From time to time, he lets me use his Nintendo Wii to do the fitness test (apparently, I'm 80 years old). But the latest DS game he got for his birthday brought back memories. It's
Mario Bros. for Nintendo DS.
The Nintendo DS is quite a little machine. It has a Wi-Fi card that you can use to connect to the internet and you can also play with other DSs around you, i.e., you need one game and you can share it (play at the same time) with up to 4 other players.
I personally don't wonder anymore why Nintendo is
beating the rest of the gaming console companies on sales. Nintendo gets the gaming industry. The company lost its way around the 16-bit era, but it made a huge come back. Just to give a useless statics: out of the 5 game consoles in the house, 4 are Nintendo.
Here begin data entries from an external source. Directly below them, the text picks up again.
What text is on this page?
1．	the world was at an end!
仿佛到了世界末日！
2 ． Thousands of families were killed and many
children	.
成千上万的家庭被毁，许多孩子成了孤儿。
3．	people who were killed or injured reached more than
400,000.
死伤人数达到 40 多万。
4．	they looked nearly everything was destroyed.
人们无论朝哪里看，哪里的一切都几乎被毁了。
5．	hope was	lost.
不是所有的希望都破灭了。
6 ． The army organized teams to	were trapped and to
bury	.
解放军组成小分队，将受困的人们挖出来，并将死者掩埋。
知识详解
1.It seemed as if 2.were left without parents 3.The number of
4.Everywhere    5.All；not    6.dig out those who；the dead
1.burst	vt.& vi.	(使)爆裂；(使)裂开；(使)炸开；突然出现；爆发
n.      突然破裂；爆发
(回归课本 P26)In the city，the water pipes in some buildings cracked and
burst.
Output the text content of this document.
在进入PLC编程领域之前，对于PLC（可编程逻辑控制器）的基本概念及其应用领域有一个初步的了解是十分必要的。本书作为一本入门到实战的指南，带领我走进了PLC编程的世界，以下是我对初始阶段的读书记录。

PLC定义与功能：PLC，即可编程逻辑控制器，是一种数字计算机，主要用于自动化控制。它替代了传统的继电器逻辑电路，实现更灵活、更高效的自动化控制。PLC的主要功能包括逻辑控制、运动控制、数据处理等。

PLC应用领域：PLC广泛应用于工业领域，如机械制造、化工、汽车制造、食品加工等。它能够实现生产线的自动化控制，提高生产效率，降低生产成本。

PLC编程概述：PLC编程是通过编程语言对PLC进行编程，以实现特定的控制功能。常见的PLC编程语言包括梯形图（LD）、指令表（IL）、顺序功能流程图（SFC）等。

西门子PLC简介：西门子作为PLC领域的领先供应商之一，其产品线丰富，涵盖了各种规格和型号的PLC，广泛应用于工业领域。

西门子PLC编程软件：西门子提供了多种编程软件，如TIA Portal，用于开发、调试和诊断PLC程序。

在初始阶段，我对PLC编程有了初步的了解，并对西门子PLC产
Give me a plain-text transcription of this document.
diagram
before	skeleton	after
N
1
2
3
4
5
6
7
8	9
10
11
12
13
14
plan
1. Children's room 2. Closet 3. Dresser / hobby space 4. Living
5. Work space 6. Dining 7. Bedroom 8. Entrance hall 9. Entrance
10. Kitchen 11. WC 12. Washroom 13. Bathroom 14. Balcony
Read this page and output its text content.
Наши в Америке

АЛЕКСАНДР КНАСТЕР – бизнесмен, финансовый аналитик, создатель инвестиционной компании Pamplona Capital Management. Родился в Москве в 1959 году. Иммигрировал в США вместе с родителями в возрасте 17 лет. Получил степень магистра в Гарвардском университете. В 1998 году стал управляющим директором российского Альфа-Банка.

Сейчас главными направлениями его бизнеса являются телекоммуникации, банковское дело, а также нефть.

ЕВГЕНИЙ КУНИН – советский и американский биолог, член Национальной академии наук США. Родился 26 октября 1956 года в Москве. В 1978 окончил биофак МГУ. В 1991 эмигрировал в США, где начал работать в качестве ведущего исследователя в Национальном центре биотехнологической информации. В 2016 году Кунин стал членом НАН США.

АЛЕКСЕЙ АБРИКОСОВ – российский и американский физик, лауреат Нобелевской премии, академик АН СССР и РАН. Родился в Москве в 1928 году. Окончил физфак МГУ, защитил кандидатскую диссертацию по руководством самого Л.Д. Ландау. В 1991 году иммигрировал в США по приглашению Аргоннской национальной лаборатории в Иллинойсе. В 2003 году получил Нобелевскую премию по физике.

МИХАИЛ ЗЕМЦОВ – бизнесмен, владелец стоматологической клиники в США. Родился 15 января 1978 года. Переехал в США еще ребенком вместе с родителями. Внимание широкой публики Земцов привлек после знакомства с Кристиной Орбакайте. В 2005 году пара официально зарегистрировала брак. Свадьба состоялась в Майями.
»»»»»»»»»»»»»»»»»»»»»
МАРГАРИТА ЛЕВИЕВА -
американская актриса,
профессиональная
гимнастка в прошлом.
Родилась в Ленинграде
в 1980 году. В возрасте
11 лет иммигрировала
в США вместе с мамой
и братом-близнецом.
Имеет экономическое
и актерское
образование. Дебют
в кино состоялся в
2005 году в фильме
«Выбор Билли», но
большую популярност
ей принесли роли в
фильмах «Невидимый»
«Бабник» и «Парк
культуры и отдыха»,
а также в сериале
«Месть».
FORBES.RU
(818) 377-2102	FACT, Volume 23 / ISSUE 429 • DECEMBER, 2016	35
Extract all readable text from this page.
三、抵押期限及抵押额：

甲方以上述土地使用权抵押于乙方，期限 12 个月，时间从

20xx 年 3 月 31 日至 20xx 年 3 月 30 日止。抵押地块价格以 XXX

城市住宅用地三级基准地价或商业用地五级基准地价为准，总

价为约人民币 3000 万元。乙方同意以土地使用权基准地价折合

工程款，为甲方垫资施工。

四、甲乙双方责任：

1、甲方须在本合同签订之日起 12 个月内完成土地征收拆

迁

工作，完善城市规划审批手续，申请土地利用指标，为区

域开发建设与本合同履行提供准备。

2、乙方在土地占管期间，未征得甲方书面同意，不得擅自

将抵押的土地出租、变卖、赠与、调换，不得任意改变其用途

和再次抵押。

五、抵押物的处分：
I played the new Mario Bros. with him, but he wanted it back after 1 minute (selfish little dude), so I went retro on him (well, kind of): I went online and played
Nintendo 8-bit games until I got bored of looking at pixelated characters--the graphics are wonderfully awful.
My favorites are the
flying games--1942, for ever.
By the way, all this games are available online thanks to the Java programming language. Ah Java. It had so much potential to make the OS a thing of past. In truth, we don't really need an operating system at all; all we need is a web browser with an internet connection and we can really do everything we need to do in a computer. I wonder what happened to that vision and why it failed. I'm sure Microsoft played a part, but probably not all of it is Bill's fault.
However, not all was lost: J2EE (or JEE) is still pretty cool.